The 9-day festival of Navaratri is a women-centric celebration and highlights the important role of women as the giver and sustainer of life, including elements like a seed, water, food, and land in pre-colonized India. As such Vandana Shiva, the relentless crusader for sustainability and the right to save seeds has always maintained that women power in Asia and Africa, and their intervention in agriculture helped the Sustainability process and kept earth and air and water sacred, pure, and revered due to a sense of collective cooperative ownership. It saved the exploitative and corrupt corporate style of extraction economies. Inherent to the concept was the idea that we are keepers of the earth and its resources, not the owners.

Duty before self.

As such that idea of Dharma driven by a sense of sacrifice and service is central to ancient Hindu society unlike modern concepts of entitlement. Fasting was thus important to Hindu society. In fact, 200 days were offered as a choice for fasting, and most people fasted on certain holy days, with Navaratri being one of the key time zones for fasting. The benefits of Fasting with no food for the entire day are well known and well researched.

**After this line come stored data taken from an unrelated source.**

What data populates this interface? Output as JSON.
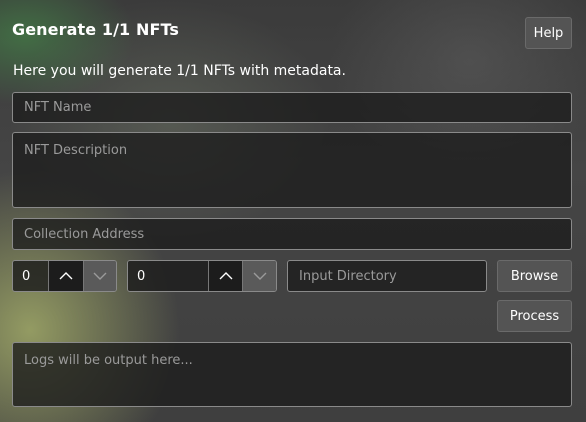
{
  "header": {
    "title": "Generate 1/1 NFTs",
    "help_label": "Help"
  },
  "subtitle": "Here you will generate 1/1 NFTs with metadata.",
  "form": {
    "nft_name_placeholder": "NFT Name",
    "nft_description_placeholder": "NFT Description",
    "collection_address_placeholder": "Collection Address",
    "stepper1_value": "0",
    "stepper2_value": "0",
    "input_directory_placeholder": "Input Directory",
    "browse_label": "Browse",
    "process_label": "Process",
    "logs_placeholder": "Logs will be output here..."
  },
  "icons": {
    "increment": "chevron-up-icon",
    "decrement": "chevron-down-icon"
  }
}
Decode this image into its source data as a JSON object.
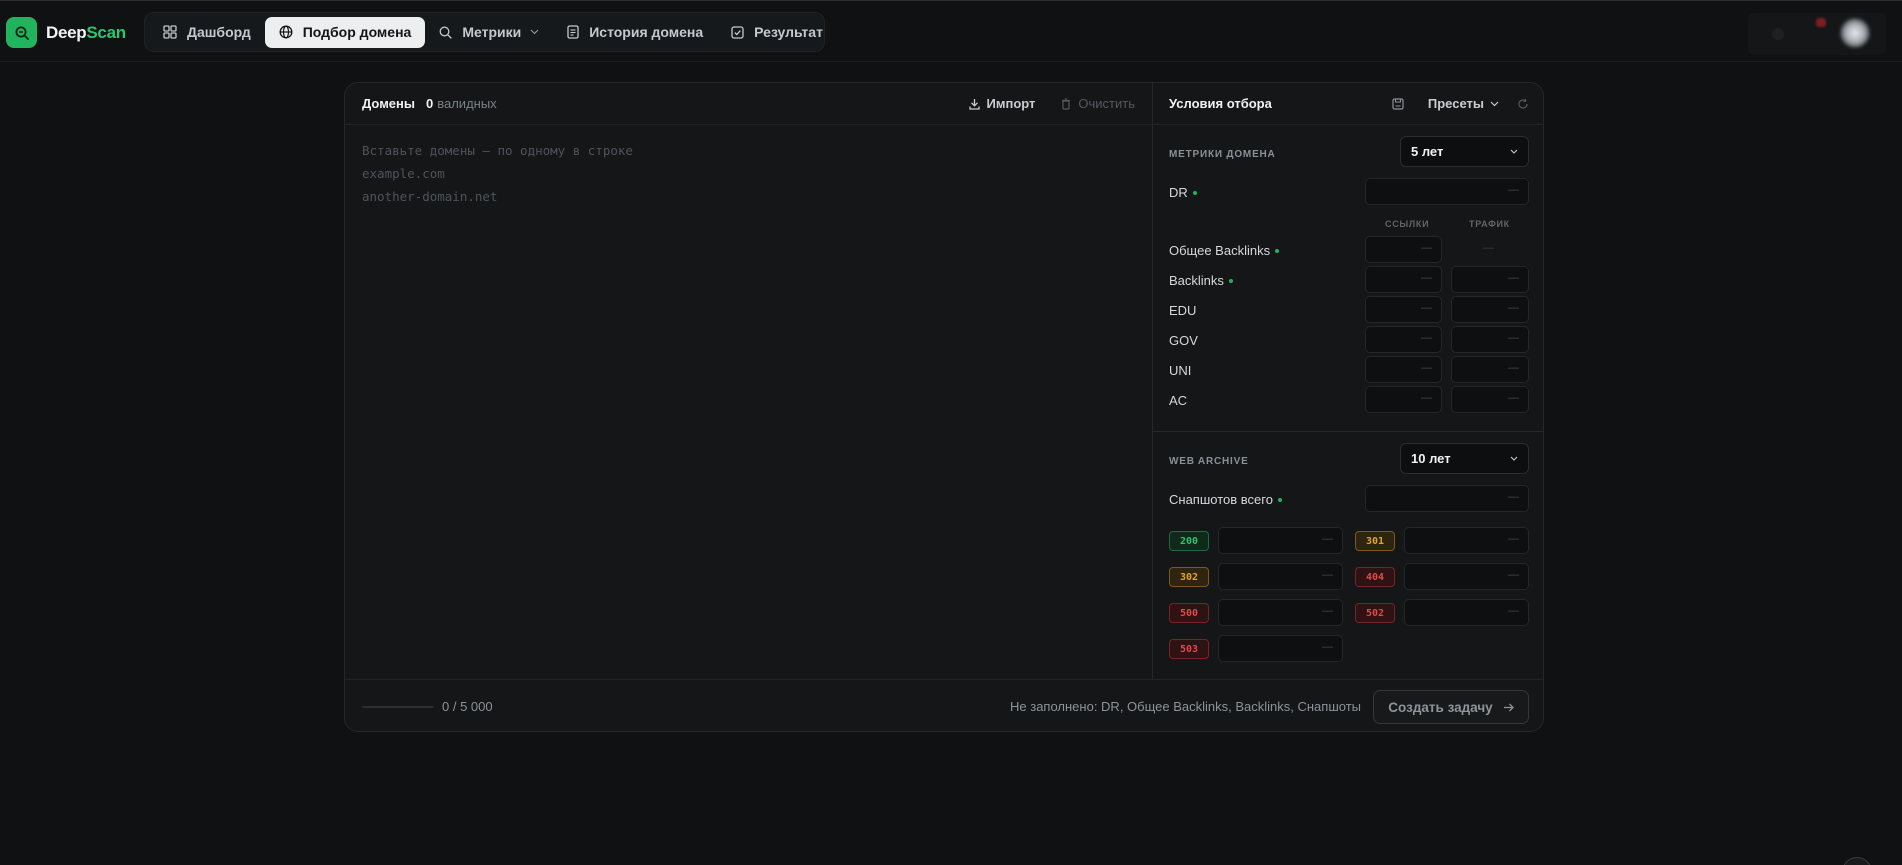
{
  "brand": {
    "name_part1": "Deep",
    "name_part2": "Scan",
    "accent": "#22b35f"
  },
  "nav": {
    "items": [
      {
        "label": "Дашборд",
        "icon": "grid-icon"
      },
      {
        "label": "Подбор домена",
        "icon": "globe-icon",
        "active": true
      },
      {
        "label": "Метрики",
        "icon": "search-icon",
        "dropdown": true
      },
      {
        "label": "История домена",
        "icon": "document-icon"
      },
      {
        "label": "Результат",
        "icon": "check-square-icon"
      }
    ]
  },
  "domains": {
    "title": "Домены",
    "valid_count": "0",
    "valid_label": "валидных",
    "import_label": "Импорт",
    "clear_label": "Очистить",
    "placeholder_lines": [
      "Вставьте домены — по одному в строке",
      "example.com",
      "another-domain.net"
    ]
  },
  "filters": {
    "title": "Условия отбора",
    "presets_label": "Пресеты",
    "domain_metrics": {
      "section_label": "МЕТРИКИ ДОМЕНА",
      "period": "5 лет",
      "dr_label": "DR",
      "col_links": "ССЫЛКИ",
      "col_traffic": "ТРАФИК",
      "rows": [
        {
          "label": "Общее Backlinks",
          "required": true
        },
        {
          "label": "Backlinks",
          "required": true
        },
        {
          "label": "EDU",
          "required": false
        },
        {
          "label": "GOV",
          "required": false
        },
        {
          "label": "UNI",
          "required": false
        },
        {
          "label": "AC",
          "required": false
        }
      ]
    },
    "web_archive": {
      "section_label": "WEB ARCHIVE",
      "period": "10 лет",
      "snapshots_label": "Снапшотов всего",
      "codes": [
        {
          "code": "200",
          "color": "#2fc470",
          "bg": "#0f2a1b",
          "border": "#1f6b3f"
        },
        {
          "code": "301",
          "color": "#e0a62a",
          "bg": "#2e2410",
          "border": "#7a5a1a"
        },
        {
          "code": "302",
          "color": "#e0a62a",
          "bg": "#2e2410",
          "border": "#7a5a1a"
        },
        {
          "code": "404",
          "color": "#e04a4a",
          "bg": "#2e1214",
          "border": "#7a2326"
        },
        {
          "code": "500",
          "color": "#e04a4a",
          "bg": "#2e1214",
          "border": "#7a2326"
        },
        {
          "code": "502",
          "color": "#e04a4a",
          "bg": "#2e1214",
          "border": "#7a2326"
        },
        {
          "code": "503",
          "color": "#e04a4a",
          "bg": "#2e1214",
          "border": "#7a2326"
        }
      ]
    }
  },
  "footer": {
    "progress": 0,
    "counter": "0 / 5 000",
    "missing": "Не заполнено: DR, Общее Backlinks, Backlinks, Снапшоты",
    "create_label": "Создать задачу"
  }
}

Swastika Finally, many Hindu organizations are keen to use this opportunity to educate people about the variously different connotations of the Swastika, which in Sanskrit means “good symbol” Swastika at one point was a universal symbol and called by various different names in various traditions and faiths. The conflation of Swastika with Hitler’s Hakenkreuz or hooked Cross is unfortunate and pervasive and causes much confusion and pain for followers of Buddhism, Hinduism Jainism, and even Native Americans and other cultures that associate Swastika with well-being, spirituality, and good fortune. Hindu Heritage Month may offer a good opportunity to host workshops that will clear these misconceptions.